Jedynym plusem filmu "Rango" jest niewątpliwie jego subtelne wykonanie. Jakość i efekty
powalają i wnoszą coś do dalszego rozwoju światowej animacji... Natomiast scenariusz?
Przewidywalny. Oczywisty. Groteska też nie jest śmieszna. Jest to film o idiocie, któremu
wszystko uchodzi w tym wypadku "gadem" nie płazem. Naprawdę widziałam wiele, wiele
animacji, w których sprytnie były wplecione elementy nie dla dzieci, a mogły bawić widza w
każdym wieku. A to? Jakiś kicz. Sam bohater odgrywa drugorzędną rolę. Nie jest
dynamiczny... możnaby rzec więc, że jest wiecznie zdziwiony tym co się dzieje i żyje nie w
realnym, a w wymyślonym przez siebie świecie. Moja ocena 4.
wydaje mi się, że trochę się czepiasz. Może rzeczywiście historia jest oklepana, ale jest też oparta na dość ciekawych motywach, a bohater zdecydowanie jest dynamiczny. Moim zdaniem, to przyzwoity film :).

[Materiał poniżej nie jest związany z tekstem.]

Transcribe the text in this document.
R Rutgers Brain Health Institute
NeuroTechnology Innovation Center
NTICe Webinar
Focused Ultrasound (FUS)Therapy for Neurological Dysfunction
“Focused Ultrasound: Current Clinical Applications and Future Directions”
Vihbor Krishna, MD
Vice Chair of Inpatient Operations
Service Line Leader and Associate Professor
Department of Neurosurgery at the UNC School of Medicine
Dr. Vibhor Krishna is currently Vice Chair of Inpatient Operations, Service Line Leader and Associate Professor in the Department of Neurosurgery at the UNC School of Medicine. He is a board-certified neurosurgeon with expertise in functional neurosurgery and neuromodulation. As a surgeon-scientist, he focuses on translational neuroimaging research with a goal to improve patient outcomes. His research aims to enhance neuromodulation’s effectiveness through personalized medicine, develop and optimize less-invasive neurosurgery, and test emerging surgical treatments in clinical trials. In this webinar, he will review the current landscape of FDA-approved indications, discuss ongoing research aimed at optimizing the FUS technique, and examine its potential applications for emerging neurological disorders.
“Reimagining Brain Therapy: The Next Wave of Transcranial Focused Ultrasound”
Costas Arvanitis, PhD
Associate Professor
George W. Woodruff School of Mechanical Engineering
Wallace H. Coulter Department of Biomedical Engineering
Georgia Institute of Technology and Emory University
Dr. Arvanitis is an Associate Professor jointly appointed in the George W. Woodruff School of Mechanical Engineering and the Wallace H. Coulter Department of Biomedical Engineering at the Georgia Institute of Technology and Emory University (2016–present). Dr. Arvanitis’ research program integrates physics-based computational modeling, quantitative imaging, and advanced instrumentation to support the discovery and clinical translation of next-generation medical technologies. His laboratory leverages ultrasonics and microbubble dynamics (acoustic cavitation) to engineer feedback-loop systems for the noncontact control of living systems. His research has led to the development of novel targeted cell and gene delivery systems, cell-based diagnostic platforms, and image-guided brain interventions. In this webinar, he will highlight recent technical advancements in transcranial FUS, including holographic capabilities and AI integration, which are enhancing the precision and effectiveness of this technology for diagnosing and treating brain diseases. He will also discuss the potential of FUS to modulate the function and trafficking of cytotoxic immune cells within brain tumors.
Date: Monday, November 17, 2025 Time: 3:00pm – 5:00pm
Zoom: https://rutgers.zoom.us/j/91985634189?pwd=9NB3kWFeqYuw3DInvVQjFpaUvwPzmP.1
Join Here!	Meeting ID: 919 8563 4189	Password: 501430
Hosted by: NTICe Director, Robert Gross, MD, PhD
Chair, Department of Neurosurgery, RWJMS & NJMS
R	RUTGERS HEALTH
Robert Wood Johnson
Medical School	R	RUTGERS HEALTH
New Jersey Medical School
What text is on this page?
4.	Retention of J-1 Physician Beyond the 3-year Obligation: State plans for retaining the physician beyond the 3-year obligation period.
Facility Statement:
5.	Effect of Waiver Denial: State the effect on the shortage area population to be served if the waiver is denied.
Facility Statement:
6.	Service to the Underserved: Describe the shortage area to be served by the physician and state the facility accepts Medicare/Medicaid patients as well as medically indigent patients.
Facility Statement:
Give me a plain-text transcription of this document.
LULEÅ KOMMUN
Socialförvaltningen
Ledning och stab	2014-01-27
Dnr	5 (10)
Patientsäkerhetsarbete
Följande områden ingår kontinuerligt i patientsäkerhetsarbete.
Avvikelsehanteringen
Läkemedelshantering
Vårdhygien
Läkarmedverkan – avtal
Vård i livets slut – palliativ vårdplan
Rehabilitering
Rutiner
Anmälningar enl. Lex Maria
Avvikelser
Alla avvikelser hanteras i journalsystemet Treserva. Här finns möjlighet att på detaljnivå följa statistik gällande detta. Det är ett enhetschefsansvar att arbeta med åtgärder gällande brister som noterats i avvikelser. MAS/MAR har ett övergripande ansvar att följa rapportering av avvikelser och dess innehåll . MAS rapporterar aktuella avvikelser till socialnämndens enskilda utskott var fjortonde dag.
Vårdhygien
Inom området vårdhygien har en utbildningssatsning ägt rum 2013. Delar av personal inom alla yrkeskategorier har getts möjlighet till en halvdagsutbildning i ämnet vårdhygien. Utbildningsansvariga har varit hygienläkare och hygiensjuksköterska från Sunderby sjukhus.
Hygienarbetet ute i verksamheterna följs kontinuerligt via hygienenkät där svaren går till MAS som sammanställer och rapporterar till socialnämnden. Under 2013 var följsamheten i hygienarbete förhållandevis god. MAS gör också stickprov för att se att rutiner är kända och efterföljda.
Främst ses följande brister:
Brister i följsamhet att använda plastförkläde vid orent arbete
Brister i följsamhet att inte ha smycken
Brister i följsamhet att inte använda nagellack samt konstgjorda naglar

Wiesz... Ale jak na recenzje, jak na oczekiwania i te wszystkie pozytywne oceny... ORAZ jak obsadę "głosową", to to jest fakt... tylko przyzwoite ;) Pozdrawiam
Spytam tylko z ciekawości, jaką wersję widziałaś; zdziecinniały dubbing , czy naprawdę dobre napisy. Czasem oglądając film właśnie jak "Rango" myślę, że autorzy dubbingu albo nic nie zrozumieli, albo chcieli go sprzedać dzieciom; bo to w końcu animacja ?!